Como ficará: Perde o status e passa a ter vinculação ao Gabinete do governador.
Número de servidores atuais: O órgão não tem funcionários concursados, sendo formado por 55 comissionados e cerca de 70 profissionais à disposição e terceirizados.
Destino dos funcionários: Serão mantidos na pasta.
Orçamento previsto para 2019: R$ 30 milhões.
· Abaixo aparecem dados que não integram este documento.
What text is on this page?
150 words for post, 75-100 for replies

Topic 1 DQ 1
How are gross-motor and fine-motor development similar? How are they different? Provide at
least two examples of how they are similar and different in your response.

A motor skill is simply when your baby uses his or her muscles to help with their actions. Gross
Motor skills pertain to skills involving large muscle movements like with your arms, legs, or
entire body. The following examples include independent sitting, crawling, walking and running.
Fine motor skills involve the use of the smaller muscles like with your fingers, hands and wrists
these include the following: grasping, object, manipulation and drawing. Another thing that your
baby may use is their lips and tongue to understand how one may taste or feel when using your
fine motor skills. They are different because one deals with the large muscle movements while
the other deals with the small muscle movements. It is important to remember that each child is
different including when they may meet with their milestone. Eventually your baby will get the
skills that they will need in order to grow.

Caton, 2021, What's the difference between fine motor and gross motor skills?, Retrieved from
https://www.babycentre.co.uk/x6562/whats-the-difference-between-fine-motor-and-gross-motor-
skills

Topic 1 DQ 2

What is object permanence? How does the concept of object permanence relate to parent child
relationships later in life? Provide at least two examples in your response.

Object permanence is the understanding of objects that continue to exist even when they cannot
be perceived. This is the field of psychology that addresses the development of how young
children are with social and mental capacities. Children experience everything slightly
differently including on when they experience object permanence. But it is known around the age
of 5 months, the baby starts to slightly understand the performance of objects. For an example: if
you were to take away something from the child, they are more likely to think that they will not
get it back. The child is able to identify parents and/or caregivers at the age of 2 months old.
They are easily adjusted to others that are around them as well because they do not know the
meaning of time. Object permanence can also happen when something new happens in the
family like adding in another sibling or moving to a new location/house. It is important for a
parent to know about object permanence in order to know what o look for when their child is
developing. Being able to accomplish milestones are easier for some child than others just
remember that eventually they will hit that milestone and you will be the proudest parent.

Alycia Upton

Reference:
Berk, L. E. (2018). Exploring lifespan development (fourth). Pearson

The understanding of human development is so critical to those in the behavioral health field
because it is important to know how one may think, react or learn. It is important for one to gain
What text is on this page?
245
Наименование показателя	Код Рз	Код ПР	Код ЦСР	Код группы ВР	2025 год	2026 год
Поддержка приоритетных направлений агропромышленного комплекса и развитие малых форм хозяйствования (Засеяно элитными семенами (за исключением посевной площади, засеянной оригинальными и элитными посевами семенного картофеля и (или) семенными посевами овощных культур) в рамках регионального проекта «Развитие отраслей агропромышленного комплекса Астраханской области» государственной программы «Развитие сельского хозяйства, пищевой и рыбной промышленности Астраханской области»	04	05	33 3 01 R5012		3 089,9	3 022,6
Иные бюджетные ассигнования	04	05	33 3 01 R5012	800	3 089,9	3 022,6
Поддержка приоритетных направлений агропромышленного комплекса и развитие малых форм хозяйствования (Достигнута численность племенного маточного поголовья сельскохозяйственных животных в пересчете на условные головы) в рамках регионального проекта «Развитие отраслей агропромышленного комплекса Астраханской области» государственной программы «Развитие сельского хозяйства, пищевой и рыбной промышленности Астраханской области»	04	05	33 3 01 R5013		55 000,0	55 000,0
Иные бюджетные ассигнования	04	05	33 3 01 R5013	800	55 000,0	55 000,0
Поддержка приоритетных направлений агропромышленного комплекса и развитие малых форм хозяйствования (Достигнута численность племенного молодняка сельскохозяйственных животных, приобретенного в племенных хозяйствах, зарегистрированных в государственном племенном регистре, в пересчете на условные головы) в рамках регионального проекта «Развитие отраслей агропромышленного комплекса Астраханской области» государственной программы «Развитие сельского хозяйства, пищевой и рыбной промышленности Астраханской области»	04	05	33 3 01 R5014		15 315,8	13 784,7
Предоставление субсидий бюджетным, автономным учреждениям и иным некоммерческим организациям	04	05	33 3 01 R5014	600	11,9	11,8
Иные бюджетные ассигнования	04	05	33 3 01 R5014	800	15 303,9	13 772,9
Justificativa do governo: O executivo considera que alocar a pasta para o Gabinete do Governador aumentará a autonomia e a capacidade de articulação com outras secretarias para ter mais agilidade para atender em momentos de desastres. A aposta é que terá mais protagonismo por ter a autoridade do governador para executar as suas atividades. A gente vai estar potencializando a pasta com esse olhar de foco estratégico para apoiar os municípios para a gente conseguir chegar nas pessoas de forma ainda melhor
Contraponto: O deputado estadual e ex-secretário Milton Hobus defende que é necessário que a pasta mantenha autonomia sobre sua atividade e o fundo da Defesa Civil, que é muito importante para atuação nos momentos de emergência. Ele afirma que não há sentido mudar o status e manter as atribuições da pasta apenas para cumprir a meta do governo ter 10 secretarias. A longo prazo, o parlamentar também alerta para o risco de interferência na autonomia e orçamento da Defesa Civil, o que pode prejudicar a prevenção e o atendimento nos momentos de catástrofes.